The only refusal by defendant was a refusal to pay the windfall of $165,353.54 (or, later,
$215,214.72) that plaintiff demanded.
¶ 77 On June 9, 2025, defendant issued plaintiff’s law firm a check in the amount of
$54,546.05, based on the amount that United Healthcare had paid the medical providers, and
plaintiff refused the check. Granted, it was some five months after the expiration of the 30-day
- 27 - period for review when defendant issued the check. Possibly, though, defendant needed time to
confirm the amount that United Healthcare had paid the medical providers. It is unclear whether
defendant succeeded in confirming that amount or eventually decided just to accept the
representations of plaintiff’s attorney in petitioner’s exhibit No. 1. In any event, it probably
would not have mattered if defendant had issued the check for $54,546.05 the day after the
arbitrator issued his decision—plaintiff would have refused the payment because it was not in the
total amount the medical providers had originally billed.
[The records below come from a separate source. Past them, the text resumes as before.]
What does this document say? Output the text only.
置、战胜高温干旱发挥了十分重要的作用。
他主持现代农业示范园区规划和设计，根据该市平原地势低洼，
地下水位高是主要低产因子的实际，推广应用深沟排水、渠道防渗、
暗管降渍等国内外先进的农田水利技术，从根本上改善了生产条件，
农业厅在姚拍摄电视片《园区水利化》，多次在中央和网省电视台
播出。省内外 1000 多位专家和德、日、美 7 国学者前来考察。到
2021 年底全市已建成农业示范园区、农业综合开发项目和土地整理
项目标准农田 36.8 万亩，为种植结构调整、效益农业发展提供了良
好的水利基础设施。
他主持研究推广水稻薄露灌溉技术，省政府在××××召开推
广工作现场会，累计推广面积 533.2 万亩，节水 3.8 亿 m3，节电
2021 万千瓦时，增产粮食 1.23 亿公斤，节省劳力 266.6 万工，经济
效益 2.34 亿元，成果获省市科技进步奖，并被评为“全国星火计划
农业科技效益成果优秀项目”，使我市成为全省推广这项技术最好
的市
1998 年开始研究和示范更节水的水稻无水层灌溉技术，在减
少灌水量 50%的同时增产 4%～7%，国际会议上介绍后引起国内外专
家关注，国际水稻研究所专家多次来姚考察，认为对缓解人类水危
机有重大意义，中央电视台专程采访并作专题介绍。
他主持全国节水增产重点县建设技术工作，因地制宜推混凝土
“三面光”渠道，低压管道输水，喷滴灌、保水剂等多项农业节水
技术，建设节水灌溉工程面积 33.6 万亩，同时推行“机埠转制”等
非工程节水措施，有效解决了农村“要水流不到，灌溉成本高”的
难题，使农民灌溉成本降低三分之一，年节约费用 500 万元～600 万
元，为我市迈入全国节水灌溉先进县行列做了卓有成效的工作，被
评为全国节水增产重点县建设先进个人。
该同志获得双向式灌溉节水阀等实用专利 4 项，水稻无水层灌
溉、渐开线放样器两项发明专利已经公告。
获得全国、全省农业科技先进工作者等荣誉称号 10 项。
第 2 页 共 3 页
It appears that the only unreasonable
refusal in this case is plaintiff’s refusal to budge from his position that defendant owed him three
or four times the actual amount that was paid in satisfaction of the medical bills.
¶ 78 We do not understand plaintiff as disputing that if defendant’s interpretation of
the medical award is correct—if the negotiated rate is the measure of defendant’s medical
liability—$54,546.05 is the correct calculation of what defendant owed on June 9, 2025, when
defendant issued to plaintiff’s attorney a check in that amount.
¶ 79 III. CONCLUSION
¶ 80 For the reasons stated, we reverse the circuit court’s judgment in plaintiff’s favor
and against defendant in the amount of $165,353.54 and in the amounts of $41,316.32 in
attorney fees and $5,651.22 in costs. We remand this case with directions to enter a judgment in
plaintiff’s favor and against defendant in the amount of $54,546.05, without an assessment of
attorney fees and costs.
¶ 81 Reversed and remanded with directions.